From the Chair of Cardiosurgery University of Rome “Tor Vergata”, Rome, Italy
Background. Controversies still exist over the optimal temperature for blood cardioplegia and systemic perfusion. This study investigates the effect of temperature of blood cardioplegia and systemic perfusion on the release of troponin I and other biochemical markers.
Methods. One hundred and fifty-four consecutive patients were randomly assigned to one of two cardioplegic and systemic perfusion strategies of cold blood cardioplegia with moderate systemic hypothermia (27°C) or tepid blood cardioplegia with mild systemic hypothermia (33°C). Cardiac troponin I and other biochemical markers were measured at baseline, at the end of surgery, at 12 hours and daily thereafter. A two-way ANCOVA for repeated measure was performed to test the effect of cardioplegia on enzyme release independently of variables that were different between the two groups.
Results.
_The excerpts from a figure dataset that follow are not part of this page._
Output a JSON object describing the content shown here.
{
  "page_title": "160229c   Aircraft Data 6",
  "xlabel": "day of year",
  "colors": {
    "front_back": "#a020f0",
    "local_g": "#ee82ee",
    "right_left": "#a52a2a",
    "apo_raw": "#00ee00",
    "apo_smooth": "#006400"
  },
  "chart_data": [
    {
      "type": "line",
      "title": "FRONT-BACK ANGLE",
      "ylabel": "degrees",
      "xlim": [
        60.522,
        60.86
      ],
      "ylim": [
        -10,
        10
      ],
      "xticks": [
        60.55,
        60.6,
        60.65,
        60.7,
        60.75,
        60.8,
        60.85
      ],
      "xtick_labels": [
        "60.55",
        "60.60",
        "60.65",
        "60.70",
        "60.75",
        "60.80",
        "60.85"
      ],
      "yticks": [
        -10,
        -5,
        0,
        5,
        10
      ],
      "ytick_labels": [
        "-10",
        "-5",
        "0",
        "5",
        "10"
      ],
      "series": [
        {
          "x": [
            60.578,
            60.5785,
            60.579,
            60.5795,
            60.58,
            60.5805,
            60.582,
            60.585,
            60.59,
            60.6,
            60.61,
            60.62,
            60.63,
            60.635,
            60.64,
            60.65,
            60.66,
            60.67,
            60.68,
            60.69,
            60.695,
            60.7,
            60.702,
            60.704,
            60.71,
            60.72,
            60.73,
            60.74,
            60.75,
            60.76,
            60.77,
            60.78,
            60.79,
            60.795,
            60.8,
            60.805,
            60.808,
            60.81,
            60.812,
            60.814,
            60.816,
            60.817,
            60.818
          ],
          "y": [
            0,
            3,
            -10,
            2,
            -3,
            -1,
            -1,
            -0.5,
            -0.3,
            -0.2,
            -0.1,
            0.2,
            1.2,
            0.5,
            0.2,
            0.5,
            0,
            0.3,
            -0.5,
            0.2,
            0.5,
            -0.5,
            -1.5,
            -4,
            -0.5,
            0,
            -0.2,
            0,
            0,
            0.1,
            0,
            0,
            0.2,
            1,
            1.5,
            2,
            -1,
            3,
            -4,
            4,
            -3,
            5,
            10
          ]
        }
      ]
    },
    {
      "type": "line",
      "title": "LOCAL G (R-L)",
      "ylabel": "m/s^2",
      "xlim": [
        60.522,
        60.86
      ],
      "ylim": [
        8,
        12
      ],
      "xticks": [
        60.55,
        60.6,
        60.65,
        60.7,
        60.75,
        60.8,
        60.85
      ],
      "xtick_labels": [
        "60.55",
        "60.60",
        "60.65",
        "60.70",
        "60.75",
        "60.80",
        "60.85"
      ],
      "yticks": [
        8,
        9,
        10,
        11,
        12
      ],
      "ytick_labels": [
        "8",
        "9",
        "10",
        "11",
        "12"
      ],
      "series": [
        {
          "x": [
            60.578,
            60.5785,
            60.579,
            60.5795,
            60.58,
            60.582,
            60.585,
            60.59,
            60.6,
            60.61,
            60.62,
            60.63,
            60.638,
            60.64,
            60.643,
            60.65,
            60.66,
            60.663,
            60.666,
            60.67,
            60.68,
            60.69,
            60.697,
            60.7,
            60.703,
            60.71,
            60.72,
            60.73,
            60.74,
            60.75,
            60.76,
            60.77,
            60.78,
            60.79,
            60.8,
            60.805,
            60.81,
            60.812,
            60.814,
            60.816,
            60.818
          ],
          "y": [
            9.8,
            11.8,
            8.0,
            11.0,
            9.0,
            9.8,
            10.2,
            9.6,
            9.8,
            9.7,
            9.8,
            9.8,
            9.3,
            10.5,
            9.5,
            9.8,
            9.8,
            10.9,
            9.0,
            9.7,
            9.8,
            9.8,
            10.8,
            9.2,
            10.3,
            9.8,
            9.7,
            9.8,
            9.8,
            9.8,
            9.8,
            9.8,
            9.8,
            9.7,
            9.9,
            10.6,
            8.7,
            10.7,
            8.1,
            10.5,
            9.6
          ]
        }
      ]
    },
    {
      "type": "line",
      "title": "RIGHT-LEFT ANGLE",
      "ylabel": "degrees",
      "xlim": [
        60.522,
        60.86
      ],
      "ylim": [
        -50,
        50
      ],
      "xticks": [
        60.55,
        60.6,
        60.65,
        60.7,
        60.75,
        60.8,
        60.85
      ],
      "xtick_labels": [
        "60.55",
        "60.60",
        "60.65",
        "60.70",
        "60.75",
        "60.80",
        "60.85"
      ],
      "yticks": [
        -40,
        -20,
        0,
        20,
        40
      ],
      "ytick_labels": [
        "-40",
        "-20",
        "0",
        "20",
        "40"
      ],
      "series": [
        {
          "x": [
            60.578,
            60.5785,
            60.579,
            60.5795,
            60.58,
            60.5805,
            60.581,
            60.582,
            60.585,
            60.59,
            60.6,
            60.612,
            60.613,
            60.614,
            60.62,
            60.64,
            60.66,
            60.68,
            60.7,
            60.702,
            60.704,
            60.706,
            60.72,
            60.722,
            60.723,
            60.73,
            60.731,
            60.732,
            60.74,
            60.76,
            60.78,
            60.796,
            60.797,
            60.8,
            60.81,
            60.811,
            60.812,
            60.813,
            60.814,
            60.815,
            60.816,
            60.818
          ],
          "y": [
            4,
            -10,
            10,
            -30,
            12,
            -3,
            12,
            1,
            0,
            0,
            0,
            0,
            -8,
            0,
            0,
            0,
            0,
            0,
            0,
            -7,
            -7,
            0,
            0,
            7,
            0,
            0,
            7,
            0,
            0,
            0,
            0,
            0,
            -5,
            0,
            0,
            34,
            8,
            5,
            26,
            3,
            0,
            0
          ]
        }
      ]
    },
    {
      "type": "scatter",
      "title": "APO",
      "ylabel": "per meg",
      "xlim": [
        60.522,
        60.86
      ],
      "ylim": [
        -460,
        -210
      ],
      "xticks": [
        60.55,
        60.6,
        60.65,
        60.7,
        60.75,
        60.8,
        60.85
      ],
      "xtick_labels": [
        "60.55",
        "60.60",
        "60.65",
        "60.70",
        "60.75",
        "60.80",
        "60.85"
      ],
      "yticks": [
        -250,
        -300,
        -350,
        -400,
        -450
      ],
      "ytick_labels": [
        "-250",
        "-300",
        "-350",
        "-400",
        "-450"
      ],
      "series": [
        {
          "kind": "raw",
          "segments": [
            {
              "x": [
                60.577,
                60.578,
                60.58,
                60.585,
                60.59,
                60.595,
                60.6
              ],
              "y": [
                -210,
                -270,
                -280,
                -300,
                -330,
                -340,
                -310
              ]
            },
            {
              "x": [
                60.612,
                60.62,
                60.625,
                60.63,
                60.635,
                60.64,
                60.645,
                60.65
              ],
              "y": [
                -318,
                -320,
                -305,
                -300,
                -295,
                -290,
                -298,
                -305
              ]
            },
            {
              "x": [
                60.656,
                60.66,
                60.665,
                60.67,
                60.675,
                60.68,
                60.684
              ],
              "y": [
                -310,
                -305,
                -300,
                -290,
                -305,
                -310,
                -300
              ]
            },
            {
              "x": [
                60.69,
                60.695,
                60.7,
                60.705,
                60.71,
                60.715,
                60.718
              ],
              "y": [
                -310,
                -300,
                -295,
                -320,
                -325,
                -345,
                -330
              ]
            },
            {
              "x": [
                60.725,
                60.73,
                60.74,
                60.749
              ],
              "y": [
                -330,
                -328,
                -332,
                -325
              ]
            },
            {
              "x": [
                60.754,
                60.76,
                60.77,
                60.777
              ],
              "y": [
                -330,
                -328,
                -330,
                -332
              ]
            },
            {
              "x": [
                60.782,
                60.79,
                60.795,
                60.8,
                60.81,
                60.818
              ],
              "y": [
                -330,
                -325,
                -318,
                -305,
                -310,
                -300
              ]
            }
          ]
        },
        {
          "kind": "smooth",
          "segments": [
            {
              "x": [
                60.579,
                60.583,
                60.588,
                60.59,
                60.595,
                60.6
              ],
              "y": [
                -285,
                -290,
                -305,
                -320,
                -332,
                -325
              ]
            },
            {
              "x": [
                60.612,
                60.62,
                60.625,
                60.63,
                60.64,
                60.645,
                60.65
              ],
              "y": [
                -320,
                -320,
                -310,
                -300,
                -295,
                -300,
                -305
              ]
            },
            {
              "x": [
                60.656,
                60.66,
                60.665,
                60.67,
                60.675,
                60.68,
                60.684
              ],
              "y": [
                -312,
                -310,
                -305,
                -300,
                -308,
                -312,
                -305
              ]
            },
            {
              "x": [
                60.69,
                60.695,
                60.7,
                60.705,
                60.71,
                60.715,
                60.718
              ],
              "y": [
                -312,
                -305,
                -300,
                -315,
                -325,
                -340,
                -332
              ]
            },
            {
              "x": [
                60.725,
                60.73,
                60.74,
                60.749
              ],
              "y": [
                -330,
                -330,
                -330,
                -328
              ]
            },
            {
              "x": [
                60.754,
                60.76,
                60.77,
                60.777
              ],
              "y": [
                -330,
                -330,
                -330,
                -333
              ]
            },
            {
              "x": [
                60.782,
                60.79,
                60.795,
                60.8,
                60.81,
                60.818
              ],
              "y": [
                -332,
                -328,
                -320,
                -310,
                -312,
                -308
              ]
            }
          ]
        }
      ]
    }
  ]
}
The time course of dismission of troponin I, creatine kinase MB, and lactate dehydrogenase were significantly lower with tepid blood cardioplegia and mild systemic perfusion independently of the number of distal anastomoses, CPB time, cross clamp time or total volume of cardioplegia. There were no differences between the two groups in the release of total creatine kinase, aspartate transaminase and alanine transferase.
Conclusions. Both strategies of myocardial protection and systemic perfusion guarantee subclinical minor myocardial damage. The strategy of tepid whole blood cardioplegia and mild systemic hypothermia seems to preserve myocardium better than whole blood cold cardioplegia.